Erik Camarano, Diretor Sênior de Relações Governamentais LATAM na BioMarin, bateu um papo rápido com Karan Bhatia, vice-presidente de Government Affairs & Public Policy do Google, ex-subsecretário de comércio dos Estados Unidos e com longa experiência em assuntos públicos. Confira:
Como as relações governamentais se dão atualmente?
Quando comecei nessa área o cenário era mais básico – em muitas empresas a área nem existia oficialmente e os profissionais ficavam dentro do departamento jurídico. Na verdade, o lobby era fonte de incertezas para as empresas.
Hoje a maioria das grandes empresas conta com um departamento dedicado, logo abaixo do CEO. Afinal, para muitos empreendimentos, o papel do governo é mais importante do que nunca e pode influenciar no sucesso ou no fracasso comercial. Às vezes a questão regulatória atrapalha e o risco supera os benefícios.
Todas as gerações consideram o seu momento mais desafiador do que o passado. Nos últimos 20 anos, o zeitgeist era de integração internacional, de economias convergindo. Entretanto, houve uma fratura nesse consenso e hoje já se fala em “desglobalização”, um movimento no sentido contrário, turbinado por regimes populistas, que incentivam o protecionismo econômico.
O mundo é multipolar, com lideranças fragmentadas – Rússia, China, o ocidente preocupado com suas divisões internas. Há incerteza e alguns países não sabem como agir nesse cenário. A política externa fica complicada e isso dificulta o trabalho das empresas globais, o que torna ainda mais importante a atuação dos relgovs.
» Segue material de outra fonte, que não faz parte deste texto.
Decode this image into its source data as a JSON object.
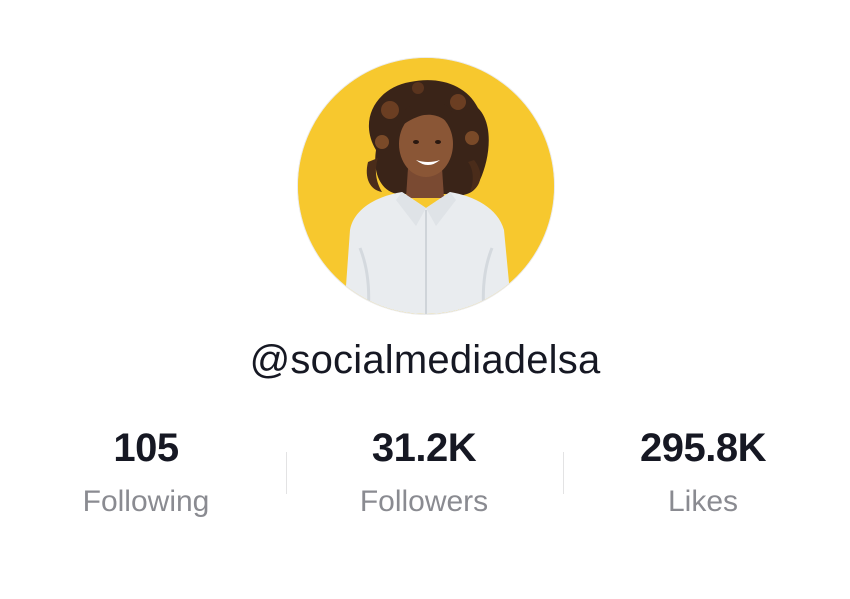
{
  "profile": {
    "username": "@socialmediadelsa",
    "avatar_background": "#f7c82e",
    "stats": {
      "following": {
        "value": "105",
        "label": "Following"
      },
      "followers": {
        "value": "31.2K",
        "label": "Followers"
      },
      "likes": {
        "value": "295.8K",
        "label": "Likes"
      }
    }
  },
  "colors": {
    "text_primary": "#161823",
    "text_secondary": "#8a8b91",
    "divider": "#e3e3e4"
  }
}
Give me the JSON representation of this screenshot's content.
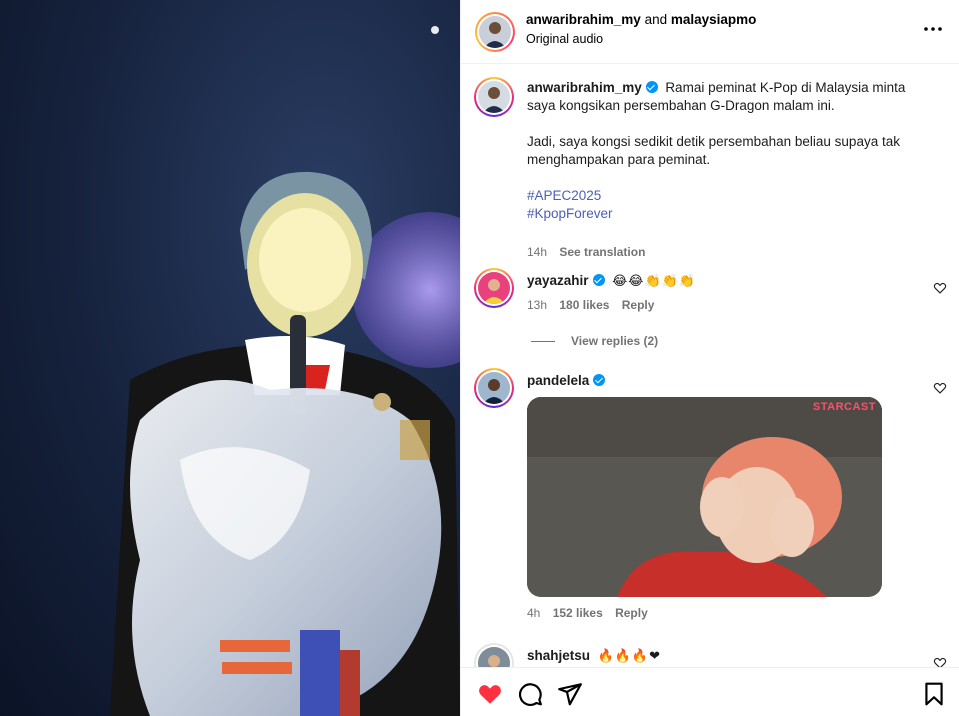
{
  "header": {
    "author": "anwaribrahim_my",
    "joiner": "and",
    "collaborator": "malaysiapmo",
    "audio": "Original audio",
    "more_icon": "more-horizontal-icon"
  },
  "post": {
    "author": "anwaribrahim_my",
    "caption_line1": "Ramai peminat K-Pop di Malaysia minta saya kongsikan persembahan G-Dragon malam ini.",
    "caption_line2": "Jadi, saya kongsi sedikit detik persembahan beliau supaya tak menghampakan para peminat.",
    "hashtags": [
      "#APEC2025",
      "#KpopForever"
    ],
    "time": "14h",
    "translate": "See translation"
  },
  "comments": [
    {
      "user": "yayazahir",
      "text": "😂😂👏👏👏",
      "time": "13h",
      "likes": "180 likes",
      "reply": "Reply",
      "view_replies": "View replies (2)"
    },
    {
      "user": "pandelela",
      "gif_watermark": "STARCAST",
      "time": "4h",
      "likes": "152 likes",
      "reply": "Reply"
    },
    {
      "user": "shahjetsu",
      "text": "🔥🔥🔥❤"
    }
  ],
  "actions": {
    "like_color": "#ff3040",
    "icons": [
      "heart-filled-icon",
      "comment-icon",
      "share-icon",
      "bookmark-icon"
    ]
  }
}
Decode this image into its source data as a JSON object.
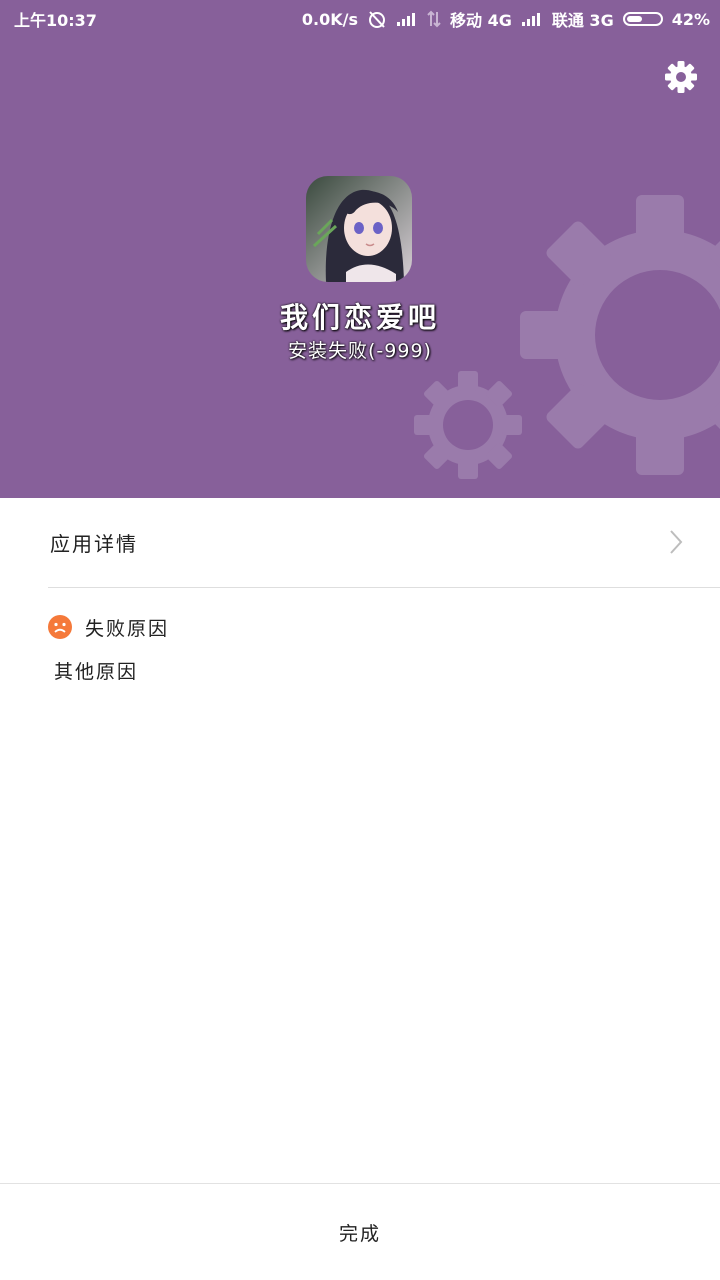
{
  "status_bar": {
    "time": "上午10:37",
    "net_speed": "0.0K/s",
    "carrier1": "移动 4G",
    "carrier2": "联通 3G",
    "battery": "42%"
  },
  "header": {
    "background_color": "#87609a",
    "settings_icon": "gear-icon",
    "app_name": "我们恋爱吧",
    "install_status": "安装失败(-999)"
  },
  "details": {
    "label": "应用详情",
    "icon": "chevron-right-icon"
  },
  "failure": {
    "icon": "sad-face-icon",
    "icon_color": "#f5793a",
    "title": "失败原因",
    "reason": "其他原因"
  },
  "footer": {
    "done_label": "完成"
  }
}
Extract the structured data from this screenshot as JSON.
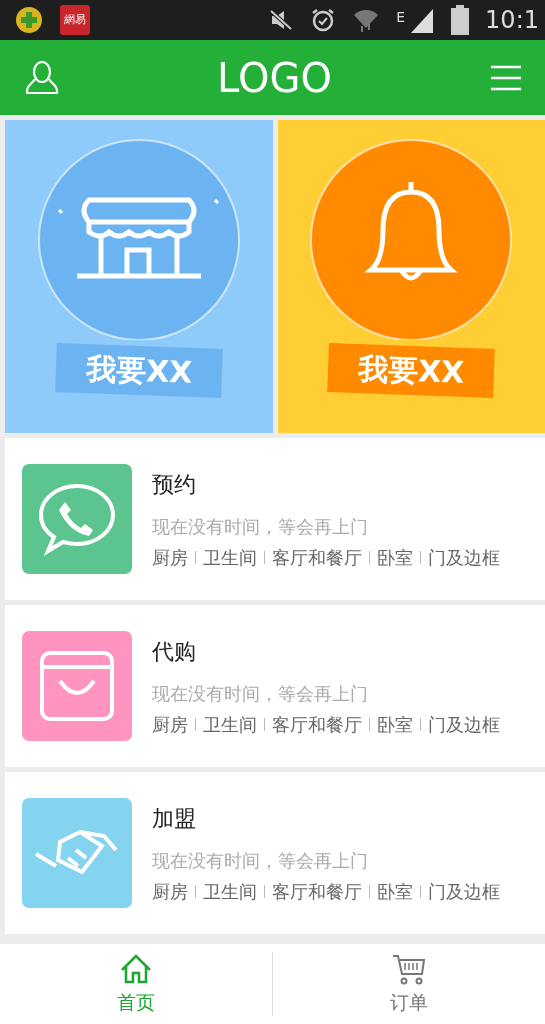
{
  "status_bar": {
    "app_badge": "網易",
    "network": "E",
    "time": "10:1"
  },
  "header": {
    "logo": "LOGO"
  },
  "banners": [
    {
      "kind": "shop",
      "label": "我要XX",
      "color": "#8ecafa"
    },
    {
      "kind": "bell",
      "label": "我要XX",
      "color": "#ffcd34"
    }
  ],
  "services": [
    {
      "kind": "phone",
      "color": "#5cc48e",
      "title": "预约",
      "subtitle": "现在没有时间，等会再上门",
      "tags": [
        "厨房",
        "卫生间",
        "客厅和餐厅",
        "卧室",
        "门及边框"
      ]
    },
    {
      "kind": "bag",
      "color": "#ff94c0",
      "title": "代购",
      "subtitle": "现在没有时间，等会再上门",
      "tags": [
        "厨房",
        "卫生间",
        "客厅和餐厅",
        "卧室",
        "门及边框"
      ]
    },
    {
      "kind": "handshake",
      "color": "#84d4f0",
      "title": "加盟",
      "subtitle": "现在没有时间，等会再上门",
      "tags": [
        "厨房",
        "卫生间",
        "客厅和餐厅",
        "卧室",
        "门及边框"
      ]
    }
  ],
  "tabs": [
    {
      "kind": "home",
      "label": "首页",
      "selected": true
    },
    {
      "kind": "cart",
      "label": "订单",
      "selected": false
    }
  ]
}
Ao mesmo tempo, existem mais partes interessadas – colaboradores, comunidades, stakeholders, políticos, ativistas de direitos humanos. Com a queda de confiança nos governos, as empresas assumem um papel de liderança, mas para tal a companhia precisa entender seus próprios valores. Explicar objetivos e propósitos a todos esses públicos é desafiador. São questões complexas e o prazo de resposta é cada vez mais curto, caiu de horas para minutos.
Nesses dois últimos anos fomos surpreendidos pela pandemia. O que mudou na área de relgov? A integração digital acelerou?
Nesses dois últimos anos de condições extraordinárias houve mais aceleração do que haveria em 10 anos “normais”. E isso vale para tudo – desde as formas que usamos para nos encontrar ao entretenimento. Isso alterou radicalmente os negócios e não vamos voltar ao cenário anterior.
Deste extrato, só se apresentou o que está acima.